Ella se encogió de hombros y sonrió con sarcasmo.
—El agua entra por la puerta y por el techo. Creo que no hay un solo lugar seco en todo el barco.
Hawkwood se inclinó hacia ella, llevado por un impulso, y le besó los fríos labios.
Isolla se apartó, estupefacta. Se llevó una mano a la boca.
—¡Capitán, olvidáis vuestra posición! Recordad quién soy.
—Nunca lo he olvidado —dijo Hawkwood, indiferente—, desde aquel día en la carretera, hace muchos años, cuando vuestro caballo perdió una herradura, y vos me servisteis vino en la torre de Golophin.

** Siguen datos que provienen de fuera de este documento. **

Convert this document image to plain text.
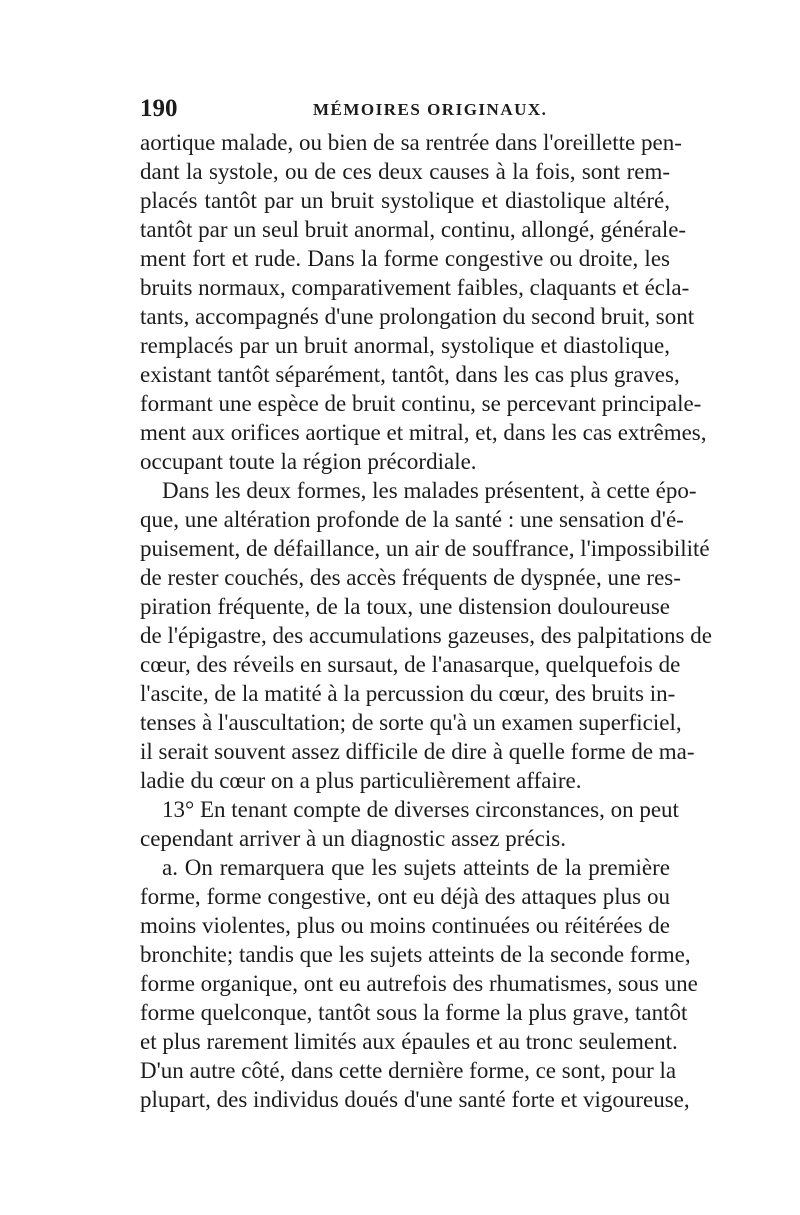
190	MÉMOIRES ORIGINAUX.
aortique malade, ou bien de sa rentrée dans l'oreillette pen-
dant la systole, ou de ces deux causes à la fois, sont rem-
placés tantôt par un bruit systolique et diastolique altéré,
tantôt par un seul bruit anormal, continu, allongé, générale-
ment fort et rude. Dans la forme congestive ou droite, les
bruits normaux, comparativement faibles, claquants et écla-
tants, accompagnés d'une prolongation du second bruit, sont
remplacés par un bruit anormal, systolique et diastolique,
existant tantôt séparément, tantôt, dans les cas plus graves,
formant une espèce de bruit continu, se percevant principale-
ment aux orifices aortique et mitral, et, dans les cas extrêmes,
occupant toute la région précordiale.
Dans les deux formes, les malades présentent, à cette épo-
que, une altération profonde de la santé : une sensation d'é-
puisement, de défaillance, un air de souffrance, l'impossibilité
de rester couchés, des accès fréquents de dyspnée, une res-
piration fréquente, de la toux, une distension douloureuse
de l'épigastre, des accumulations gazeuses, des palpitations de
cœur, des réveils en sursaut, de l'anasarque, quelquefois de
l'ascite, de la matité à la percussion du cœur, des bruits in-
tenses à l'auscultation; de sorte qu'à un examen superficiel,
il serait souvent assez difficile de dire à quelle forme de ma-
ladie du cœur on a plus particulièrement affaire.
13° En tenant compte de diverses circonstances, on peut
cependant arriver à un diagnostic assez précis.
a. On remarquera que les sujets atteints de la première
forme, forme congestive, ont eu déjà des attaques plus ou
moins violentes, plus ou moins continuées ou réitérées de
bronchite; tandis que les sujets atteints de la seconde forme,
forme organique, ont eu autrefois des rhumatismes, sous une
forme quelconque, tantôt sous la forme la plus grave, tantôt
et plus rarement limités aux épaules et au tronc seulement.
D'un autre côté, dans cette dernière forme, ce sont, pour la
plupart, des individus doués d'une santé forte et vigoureuse,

—¡Soy la reina de Hebrion!
—Hebrion ya no existe, Isolla, y dentro de un día o dos podemos estar todos muertos. —Trató de abrazarla, pero ella retrocedió. Hawkwood la acorraló junto a la puerta, y apoyó las manos en el mamparo a cada lado de ella, con la botella aún agarrada en un puño. A su alrededor, el barco se movía y gemía, y el agua fría se revolvía en torno a sus pies, mientras el viento aullaba en cubierta como un ser vivo, una amenaza consciente. Hawkwood inclinó la cabeza y la volvió a besar, enviando al diablo toda precaución. En aquella ocasión ella no se apartó, pero fue como besar una estatua de mármol, con un toque de sal sobre la piedra.
Apoyó la frente en el hombro mojado de Isolla con un gemido.
—Lo siento.
El momento durante el cual todo había parecido posible se desvaneció como el espejismo que había sido, esfumándose como los vapores del brandy en su cabeza.